Reading: a raison d'être

Dharmita Padhi

A step into the library and I am overwhelmed. I hear a flick of the page and the rustle of someone going through a book. Someone giggles in the corner behind the kids section where they are being read to. Next come the smells. I don’t smell just the carpets, but I smell the books and its stories, an inferno from the Hunger Games, the moist smell of the Forbidden Forests from Harry Potter and the smell of new clothes from Sophie Kinsella’s latest book. I feel the wind caress my skin as a dragon flies past me and suddenly am short of breath from running from the ruthless Americans from the Hanging Gardens of Babylon.

From the broad plains of Middle Earth, to Boo Radley’s mysterious house down the road, books are an alluring challenge, asking you to stretch your imagination, a quiet holiday, away from the pressures of school, a lesson from your mother, a solution to a bored child or a valuable piece of gold. And yet, everything that makes a book, from the story to the suspenseful chapter endings to the feel of the pages between your fingers are being substituted by technological advances such as e-books and i-pads. Kids are turning to movie versions of books and Wikipedia summaries.

Reading offers so much more than just words. It is a source of knowledge, creative and innovative ideas, gossip and adventure. Children often don’t realise how reading can be purposeful and relevant to their lives. Children should be encouraged from a young age to read for pleasure because as they grow older, they make excuses such as ‘it’s boring’ or it is time consuming or it is just unimportant. It has been found that children, who read more, have a higher level of literacy.

The more common reason however is that people read because of pleasure. Books give you a strange superpower, allowing you to become another person, to inhabit their minds and their bodies and live in a different world, a world of vampires, or witches or wizards or just in a different environment. It enables you to see the world from a new perspective, find the respect for things you never thought of and learn little life lessons on the way. It is the modern yellow brick road, except it doesn’t just take you to oz, but to anywhere, any country, any world, any parallel universe.

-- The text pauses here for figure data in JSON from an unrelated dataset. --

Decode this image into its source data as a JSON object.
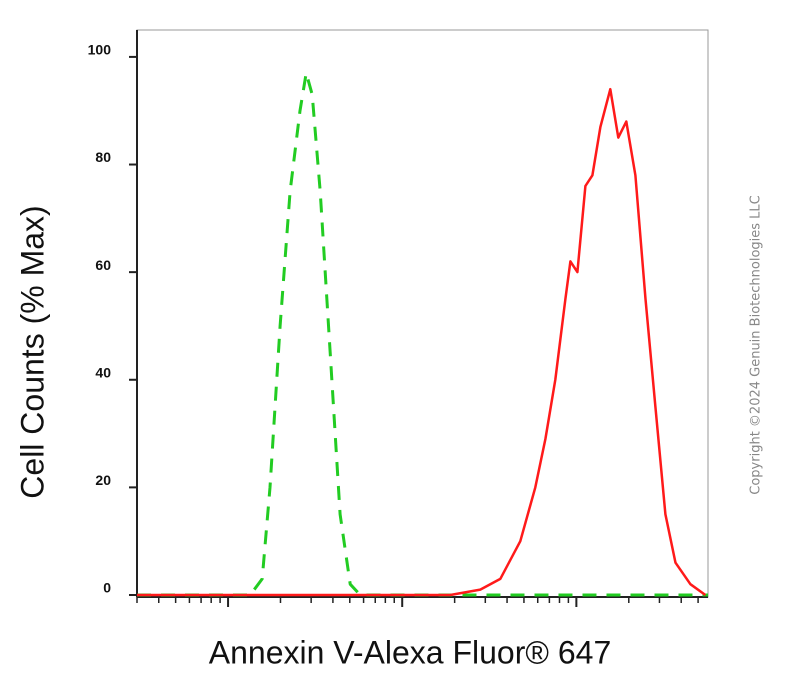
{
  "chart_data": {
    "type": "line",
    "ylabel": "Cell Counts (% Max)",
    "xlabel": "Annexin V-Alexa Fluor® 647",
    "watermark": "Copyright ©2024 Genuin Biotechnologies LLC",
    "xscale": "log",
    "xlim": [
      30,
      57000
    ],
    "xticks": [
      100,
      1000,
      10000
    ],
    "ylim": [
      0,
      105
    ],
    "yticks": [
      0,
      20,
      40,
      60,
      80,
      100
    ],
    "series": [
      {
        "color": "#22cc22",
        "dashed": true,
        "x": [
          30,
          134,
          157,
          174,
          199,
          227,
          259,
          281,
          304,
          338,
          386,
          440,
          503,
          574,
          57000
        ],
        "values": [
          0,
          0,
          3,
          20,
          50,
          75,
          90,
          97,
          93,
          75,
          45,
          15,
          2,
          0,
          0
        ]
      },
      {
        "color": "#ff1a1a",
        "dashed": false,
        "x": [
          30,
          1888,
          2807,
          3656,
          4764,
          5808,
          6637,
          7568,
          8647,
          9247,
          10140,
          11270,
          12360,
          13740,
          15670,
          17420,
          19360,
          21830,
          24940,
          28440,
          32440,
          37070,
          45190,
          55080
        ],
        "values": [
          0,
          0,
          1,
          3,
          10,
          20,
          29,
          40,
          55,
          62,
          60,
          76,
          78,
          87,
          94,
          85,
          88,
          78,
          55,
          35,
          15,
          6,
          2,
          0
        ]
      }
    ]
  }
}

Just imagine, if everyone read more, they understand the perspectives of the world, they understand what it means to be survivor of war, to being an indulgent, narcissistic little girl, to being the most powerful man in the world. They understand how it feels to be pressured by families or to be one of the oppressed. If everyone read, perhaps then we will be able to see the Utopia we have so been seeking for because there is a level of understanding and respect between cultures and communities.